Civilian Conservation Corps Camp At Trinity
Posted by: Groundspeak Regular Member TheMarkerFinder
N 30° 57.215 W 095° 21.343
15R E 274970 N 3426838
Quick Description: A marker near Trinity, TX describing the history of the Civilian Conservation Corps camp at this location.
Location: Texas, United States
Date Posted: 5/14/2020 9:40:49 AM
Waymark Code: WM12F5C
Published By: Groundspeak Premium Member QuarrellaDeVil
Views: 2

Long Description:

In May, 2020, a friend and I were driving around San Jacinto, Walker, and Trinity counties visiting a few markers. It was good to get out of the house for a few hours and enjoy the road.

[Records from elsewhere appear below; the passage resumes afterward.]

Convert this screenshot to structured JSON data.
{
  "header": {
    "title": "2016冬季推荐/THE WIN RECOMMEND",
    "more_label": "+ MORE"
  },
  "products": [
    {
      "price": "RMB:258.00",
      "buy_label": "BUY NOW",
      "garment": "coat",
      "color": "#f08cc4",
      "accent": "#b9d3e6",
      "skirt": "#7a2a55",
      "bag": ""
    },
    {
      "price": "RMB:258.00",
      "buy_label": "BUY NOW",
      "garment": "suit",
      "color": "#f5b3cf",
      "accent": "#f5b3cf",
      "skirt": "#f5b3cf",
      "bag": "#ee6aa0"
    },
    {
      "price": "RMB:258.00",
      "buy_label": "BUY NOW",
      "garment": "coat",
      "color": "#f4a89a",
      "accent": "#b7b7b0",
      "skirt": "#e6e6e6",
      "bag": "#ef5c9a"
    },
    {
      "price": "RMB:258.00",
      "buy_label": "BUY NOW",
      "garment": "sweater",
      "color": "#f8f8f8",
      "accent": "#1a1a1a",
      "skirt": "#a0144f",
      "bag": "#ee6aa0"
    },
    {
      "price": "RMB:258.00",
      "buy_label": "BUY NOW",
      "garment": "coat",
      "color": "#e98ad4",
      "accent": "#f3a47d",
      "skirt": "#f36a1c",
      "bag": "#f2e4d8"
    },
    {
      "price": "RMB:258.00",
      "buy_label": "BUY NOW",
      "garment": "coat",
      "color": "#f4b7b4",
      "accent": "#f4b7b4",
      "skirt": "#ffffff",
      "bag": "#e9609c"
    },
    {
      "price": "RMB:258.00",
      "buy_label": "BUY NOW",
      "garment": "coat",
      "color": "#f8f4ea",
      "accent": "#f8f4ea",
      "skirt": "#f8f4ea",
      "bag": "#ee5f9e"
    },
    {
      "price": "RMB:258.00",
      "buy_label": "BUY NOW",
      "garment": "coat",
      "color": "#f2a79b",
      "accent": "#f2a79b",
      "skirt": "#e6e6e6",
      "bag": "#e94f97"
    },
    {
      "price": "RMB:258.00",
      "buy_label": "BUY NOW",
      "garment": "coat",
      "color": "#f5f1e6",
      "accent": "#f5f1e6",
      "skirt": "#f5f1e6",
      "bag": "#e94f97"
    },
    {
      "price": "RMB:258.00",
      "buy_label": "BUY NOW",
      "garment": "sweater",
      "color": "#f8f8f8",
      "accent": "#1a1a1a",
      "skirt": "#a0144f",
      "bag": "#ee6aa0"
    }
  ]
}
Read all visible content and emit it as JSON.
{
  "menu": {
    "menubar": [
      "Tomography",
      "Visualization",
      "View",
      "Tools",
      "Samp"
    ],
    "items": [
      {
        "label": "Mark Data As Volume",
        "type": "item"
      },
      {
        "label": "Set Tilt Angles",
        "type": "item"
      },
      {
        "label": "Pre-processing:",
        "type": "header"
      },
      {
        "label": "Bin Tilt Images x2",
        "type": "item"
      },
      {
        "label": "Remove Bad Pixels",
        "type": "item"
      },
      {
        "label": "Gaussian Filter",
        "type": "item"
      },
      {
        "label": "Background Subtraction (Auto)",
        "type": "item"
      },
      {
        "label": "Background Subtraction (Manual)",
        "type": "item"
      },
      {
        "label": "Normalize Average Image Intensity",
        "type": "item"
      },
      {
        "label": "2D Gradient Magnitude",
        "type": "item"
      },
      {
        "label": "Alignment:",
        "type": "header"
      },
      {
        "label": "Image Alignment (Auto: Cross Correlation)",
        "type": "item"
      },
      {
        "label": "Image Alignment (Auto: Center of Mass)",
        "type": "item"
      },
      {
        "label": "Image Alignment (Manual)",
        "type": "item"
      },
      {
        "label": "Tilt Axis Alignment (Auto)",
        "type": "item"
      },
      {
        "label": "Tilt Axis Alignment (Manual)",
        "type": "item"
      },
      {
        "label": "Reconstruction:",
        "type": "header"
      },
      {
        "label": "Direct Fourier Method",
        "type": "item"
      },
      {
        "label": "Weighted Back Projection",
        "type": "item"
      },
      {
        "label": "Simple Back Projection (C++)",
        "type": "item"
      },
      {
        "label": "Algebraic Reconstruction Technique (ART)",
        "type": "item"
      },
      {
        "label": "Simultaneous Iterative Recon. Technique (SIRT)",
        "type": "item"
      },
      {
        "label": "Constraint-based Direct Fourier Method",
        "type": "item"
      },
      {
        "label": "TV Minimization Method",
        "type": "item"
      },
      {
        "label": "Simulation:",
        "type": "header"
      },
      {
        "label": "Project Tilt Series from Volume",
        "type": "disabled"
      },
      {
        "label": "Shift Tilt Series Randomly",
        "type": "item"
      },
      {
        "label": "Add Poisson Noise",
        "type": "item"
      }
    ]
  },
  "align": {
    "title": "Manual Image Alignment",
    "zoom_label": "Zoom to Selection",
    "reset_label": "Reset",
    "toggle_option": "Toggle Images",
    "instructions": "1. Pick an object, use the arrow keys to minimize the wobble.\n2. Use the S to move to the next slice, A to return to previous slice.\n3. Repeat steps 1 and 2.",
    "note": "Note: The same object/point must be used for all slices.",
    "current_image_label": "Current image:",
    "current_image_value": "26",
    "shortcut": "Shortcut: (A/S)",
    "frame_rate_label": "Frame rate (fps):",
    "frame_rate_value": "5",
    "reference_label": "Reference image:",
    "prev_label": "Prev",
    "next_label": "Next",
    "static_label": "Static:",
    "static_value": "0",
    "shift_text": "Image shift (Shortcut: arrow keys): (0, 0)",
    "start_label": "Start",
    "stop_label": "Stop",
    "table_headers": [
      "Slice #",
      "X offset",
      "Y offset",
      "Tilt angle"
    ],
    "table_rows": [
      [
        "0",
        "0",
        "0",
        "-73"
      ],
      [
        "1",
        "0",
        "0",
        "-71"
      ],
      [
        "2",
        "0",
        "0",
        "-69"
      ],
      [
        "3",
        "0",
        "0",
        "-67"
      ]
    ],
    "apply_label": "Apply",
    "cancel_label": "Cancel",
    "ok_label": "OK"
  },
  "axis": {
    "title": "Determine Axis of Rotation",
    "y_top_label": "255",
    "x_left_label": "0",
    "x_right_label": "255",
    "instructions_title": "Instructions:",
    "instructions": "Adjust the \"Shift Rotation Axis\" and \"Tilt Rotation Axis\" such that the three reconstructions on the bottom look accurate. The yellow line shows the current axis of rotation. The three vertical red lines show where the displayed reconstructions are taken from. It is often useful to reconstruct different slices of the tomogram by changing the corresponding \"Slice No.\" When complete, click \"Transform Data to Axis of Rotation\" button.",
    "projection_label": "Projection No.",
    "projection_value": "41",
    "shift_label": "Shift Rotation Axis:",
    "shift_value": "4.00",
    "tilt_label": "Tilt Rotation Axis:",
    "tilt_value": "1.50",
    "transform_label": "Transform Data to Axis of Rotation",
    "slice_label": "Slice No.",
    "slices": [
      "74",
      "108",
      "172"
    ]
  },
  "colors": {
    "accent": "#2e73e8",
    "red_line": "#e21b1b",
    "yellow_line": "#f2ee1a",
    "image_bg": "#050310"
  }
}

The marker tells that CCC workers were paid $30 per month for the hard manual labor they performed. I just got a lead to a job that pays $30 per hour for comparatively easy work. How times change and how they remain the same.

Marker Number: 18784

Marker Text:

A public work relief program from 1933 to 1942, the Civilian Conservation Corps (CCC) provided jobs for young, unemployed or unmarried men during the Great Depression. Part of the New Deal, the CCC implemented a general natural resource conservation program in every state and territory. Supplying men with shelter, clothing and food, CCC paid each man thirty dollars per month, twenty-five of which had to be sent back home to aid their families.

The Trinity Camp was one of 17 CCC camps that comprised the Lufkin District, 8th Corps area. On May 26, 1933, fifty men under the command of Captain Charles H. Brammel arrived in Trinity and named the camp Company 839, P-59-T. The company moved to its permanent home at this site on June 8, 1933. The camp superintendence was capably handled by Major Charles C. "Pappy" Duff and W.D. Haralson. Dr. H.H. Thornton directed the medical and sanitary departments. Members participated in erosion prevention, construction and maintenance of fire lanes, fire towers, and fire break roads in Trinity, Houston, and Walker counties, furnishing fire protection to over 320,000 acres. The men built bridges, culverts and roads to access remote parts of the forest. In the Lufkin District, CCC men planted millions of seedlings, planting 80-100 seedlings per acre of loblolly and longleaf pine. These large planted sections became the areas national forests.

In addition, the CCC erected miles of telephone poles that established quick means of communication between nearby towns. The Trinity camp also trained men as tractor graders, pile driver operators, mechanics and blacksmiths, ensuring lifelong vocational skills. Principal benefits for the men included improved physical condition, heightened morale and increased employability. Implicitly, the CCC also led to greater public awareness and appreciation for the outdoors and the nation's natural resources.